Un autre effet immédiat de l'opération israélienne est la psychose qui s'est répandue parmi tous les membres du Hezbollah. D'une part, l'incertitude générée. Personne ne peut savoir quelle est l'ampleur réelle du sabotage, quels autres éléments ont été trafiqués - en effet, tout élément électronique est susceptible d'avoir suivi la même voie. Et l'effet de cette inconnue sur les individus et l'organisation peut être dévastateur, les obligeant a priori à se méfier de tout.
Mais il faut ajouter à cela l'inquiétude que suscite le niveau d'infiltration qui a été découvert. Pour une opération de cette envergure, non seulement d'énormes ressources et capacités techniques sont nécessaires, mais le rôle des actions de HUMINT est essentiel. Cela signifie que les services israéliens ont un niveau de pénétration beaucoup plus élevé que ce qui avait été estimé précédemment, non seulement en termes de quantité mais aussi de qualité des sources. Ce qui conduit inévitablement, une fois de plus, à la méfiance et à une chasse aux sorcières plus que certaine.

Enfin, nous ne pouvons ignorer les conséquences pour les autres milices et pour l'Iran lui-même. Nul doute qu'en ce moment même, à Téhéran, on se demande jusqu'où est allé Israël. Le régime iranien lui-même a-t-il été victime de quelque chose de semblable ? Ce doute a un impact direct sur les actions futures de l'Iran. À l'heure actuelle, ses éventuelles actions de représailles, s'il y en a, doivent être beaucoup plus mesurées face aux inquiétudes concernant ce qui pourrait se produire ensuite. Personne ne sait avec certitude combien d'atouts l'État hébreu a encore dans sa manche.

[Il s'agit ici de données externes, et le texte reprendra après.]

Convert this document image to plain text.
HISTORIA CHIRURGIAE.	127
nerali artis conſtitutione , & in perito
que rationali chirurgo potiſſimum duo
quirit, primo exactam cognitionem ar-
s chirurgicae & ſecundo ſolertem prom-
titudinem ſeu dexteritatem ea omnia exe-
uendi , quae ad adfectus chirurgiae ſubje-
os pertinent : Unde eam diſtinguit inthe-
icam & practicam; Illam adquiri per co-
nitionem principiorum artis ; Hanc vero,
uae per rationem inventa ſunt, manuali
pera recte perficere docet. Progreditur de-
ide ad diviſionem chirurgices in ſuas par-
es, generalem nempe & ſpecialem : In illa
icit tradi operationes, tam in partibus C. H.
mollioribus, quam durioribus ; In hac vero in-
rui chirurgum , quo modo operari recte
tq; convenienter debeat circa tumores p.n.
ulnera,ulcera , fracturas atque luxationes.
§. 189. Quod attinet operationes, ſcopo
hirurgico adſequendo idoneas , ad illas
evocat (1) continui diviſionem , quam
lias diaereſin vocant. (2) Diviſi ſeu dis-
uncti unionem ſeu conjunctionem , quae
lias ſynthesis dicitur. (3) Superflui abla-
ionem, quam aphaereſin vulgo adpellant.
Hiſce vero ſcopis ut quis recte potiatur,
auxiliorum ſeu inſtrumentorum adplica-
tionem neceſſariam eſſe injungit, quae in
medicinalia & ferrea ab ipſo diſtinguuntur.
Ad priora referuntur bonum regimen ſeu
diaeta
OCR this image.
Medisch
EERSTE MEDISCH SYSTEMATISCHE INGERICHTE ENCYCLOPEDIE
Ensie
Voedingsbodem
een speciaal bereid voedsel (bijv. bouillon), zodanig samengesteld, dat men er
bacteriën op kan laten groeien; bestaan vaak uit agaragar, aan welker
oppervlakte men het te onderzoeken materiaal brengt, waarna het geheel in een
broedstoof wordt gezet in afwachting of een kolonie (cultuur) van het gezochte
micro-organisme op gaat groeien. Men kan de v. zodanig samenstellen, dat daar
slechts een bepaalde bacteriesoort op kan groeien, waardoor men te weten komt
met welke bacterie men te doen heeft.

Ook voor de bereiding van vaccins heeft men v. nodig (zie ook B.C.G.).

L'action spectaculaire a ouvert un certain nombre de possibilités à considérer. L'une d'elles, la moins probable, est que le Hezbollah, face à la peur générée, resserre les rangs, se retire et évite toute nouvelle provocation à l'égard d'Israël. L'autre option, à notre avis la plus probable, est qu'Israël profite de la confusion et des effets de son opération pour continuer à créer les conditions optimales, de sorte que lorsque le moment sera venu d'intervenir au Liban, ce sera aussi rapide et meurtrier que possible pour le Hezbollah, sécurisant ainsi sa frontière septentrionale pour longtemps.

Ce qui est certain, c'est que l'opération de la semaine dernière a constitué un changement de paradigme. Comme l'ont dit certains experts réputés, le front se trouve désormais à la maison, dans la cuisine, dans la voiture ou au bureau.